25/02/2007 - IL TRENO VERDE DI LEGAMBIENTE E FS A FIRENZE SUL BLOCCO DELLA PIANURA PADANA 

“Dalle Alpi agli Appennini: stop allo smog”. APPENDIAMO L’AUTO AL KYOTO.

"OCCASIONE PERSA IN TOSCANA E A FIRENZE" IL CONVOGLIO AMBIENTALISTA APPLAUDE NAPOLI E I VENTI COMUNI DELLA PROVINCIA.

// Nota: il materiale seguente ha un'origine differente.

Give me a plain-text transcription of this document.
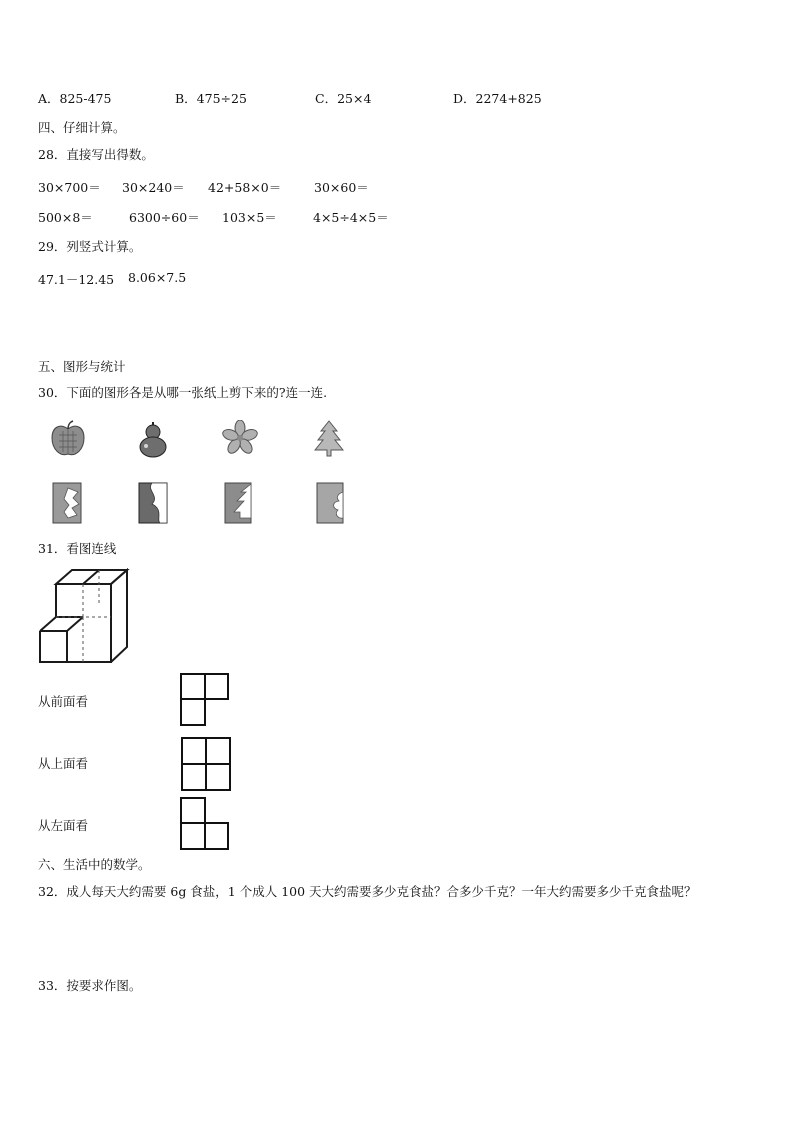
A．825-475	B．475÷25	C．25×4	D．2274+825
四、仔细计算。
28．直接写出得数。
30×700＝ 30×240＝ 42+58×0＝	30×60＝
500×8＝	6300÷60＝ 103×5＝	4×5÷4×5＝
29．列竖式计算。
47.1－12.45 8.06×7.5
五、图形与统计
30．下面的图形各是从哪一张纸上剪下来的?连一连.
31．看图连线
从前面看
从上面看
从左面看
六、生活中的数学。
32．成人每天大约需要 6g 食盐，1 个成人 100 天大约需要多少克食盐？合多少千克？一年大约需要多少千克食盐呢？
33．按要求作图。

Dal Treno Verde la campagna di Legambiente e Ferrovie dello Stato, che ha lo scopo di monitorare lo stato dell’inquinamento atmosferico e acustico nelle città italiane, in sosta a Firenze: finalmente un blocco antismog in tutta la pianura padana!
“Al contrario le città toscane e Firenze hanno perso una importante occasione non seguendo, come invece ha fatto Napoli, lo stop forzato del nord Italia – sostiene Maurizio Da Re, responsabile trasporti e inquinamento di Legambiente Toscana.
È sconcertante che le città toscane nonostante si stiano avvicinando al fatidico trentacinquesimo giorno di superamento del PM10 continuano a non adottare misure antismog contro gli inquinanti.
Per migliorare la situazione dell’inquinamento non sono però sufficienti solo le domeniche ecologiche, che magari chiudono al traffico esclusivamente il centro storico dei comuni toscani, - continua Da Re - ma per dare un forte segnale all’opinione pubblica e ridurre seriamente la concentrazione dei livelli delle polveri sottili, sarebbe utile comprendere una vasta area come, ad esempio, la piana Firenze – Prato – Pistoia”.
“La decisione dei governatori del nord di promuovere insieme questo primo blocco padano è un segnale importante, che indica la volontà di intervenire su una questione che riguarda la salute di tutti i cittadini” , dichiara Gianluca della Campa portavoce del Treno Verde. “Dall’indagine di Legambiente e IPR Marketing sull’utilità del blocco, risulta che anche gli italiani sono disposti a fare la loro parte.
Allora è necessario che iniziative simili vengano estese anche alle altre città, non certo meno inquinate, e che l’unità raggiunta in questa occasione si trovi anche per mettere in campo misure strutturali”.
Oltre l’80% degli italiani si è dichiarato favorevole al blocco totale della circolazione (comprese le auto Euro 4). Percentuali significative al nord, (73%), ma ancora di più al centro-sud (91%).
Esemplare l’iniziativa di Napoli e di altri venti comuni della provincia campana che hanno bloccato spontaneamente il traffico per appoggiare il tardivo ma coraggioso gesto dei comuni padani.
L’emergenza smog non si deve considerare infatti un problema del nord del nostro paese, ma un problema nazionale da affrontare di concerto per raggiungere l’obbiettivo Kyoto.